Prenatal Exposure to Perfluorinated Chemicals and Risk of Congenital Cerebral Palsy in Children
METHODS: We studied 83,389 liveborn singleton children and mothers enrolled in the Danish National Birth Cohort (DNBC) during 1996–2002 with an average of 10 years of followed-up. In this cohort we identified 156 CP cases from the Danish National Cerebral Palsy Register and randomly selected 550 controls using a case-cohort design. Fifteen PFCs were measured in maternal plasma samples collected in early or mid-pregnancy. We used generalized linear models to estimate Risk Ratios (RRs) for CP.
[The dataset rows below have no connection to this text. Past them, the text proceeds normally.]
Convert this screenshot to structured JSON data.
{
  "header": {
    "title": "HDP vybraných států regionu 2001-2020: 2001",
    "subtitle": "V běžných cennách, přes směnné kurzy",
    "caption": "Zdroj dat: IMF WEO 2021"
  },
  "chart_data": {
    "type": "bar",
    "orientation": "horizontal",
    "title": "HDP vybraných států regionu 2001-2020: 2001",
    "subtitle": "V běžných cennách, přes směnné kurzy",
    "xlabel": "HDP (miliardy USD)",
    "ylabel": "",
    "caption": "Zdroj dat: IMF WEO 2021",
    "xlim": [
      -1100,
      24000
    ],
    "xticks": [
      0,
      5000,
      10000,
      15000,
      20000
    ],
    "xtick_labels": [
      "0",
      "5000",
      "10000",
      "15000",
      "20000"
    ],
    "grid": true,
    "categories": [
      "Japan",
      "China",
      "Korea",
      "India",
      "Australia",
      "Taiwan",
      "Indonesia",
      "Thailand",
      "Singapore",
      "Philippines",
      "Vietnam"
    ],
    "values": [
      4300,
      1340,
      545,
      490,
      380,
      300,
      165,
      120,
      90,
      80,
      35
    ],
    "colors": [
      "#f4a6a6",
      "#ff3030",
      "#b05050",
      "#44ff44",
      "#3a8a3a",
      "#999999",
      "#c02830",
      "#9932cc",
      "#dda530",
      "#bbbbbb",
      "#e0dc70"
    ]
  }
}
RESULTS: Eight PFCs were quantifiable in >45% of the measured samples. We found higher risks of CP in boys with increasing maternal PFC levels (RR=1.74 (95%CI 1.05-2.88) per one unit (natural-log ng/mL) increase in perfluorooctane sulfonate (PFOS) and RR=1.99 (95%CI 1.15-3.44) per unit increase in perfluorooctanoic acid (PFOA)). We also observed a dose-response pattern of CP risks in boys per PFOS and PFOA quartile (p-trend<0.01). PFC was associated with both spastic unilateral or bilateral CP sub-phenotypes. No association between PFCs and CP was found in girls.
CONCLUSIONS: Prenatal exposures to common PFCs may increase the risk for CP in boys, but the finding is novel and replication is needed.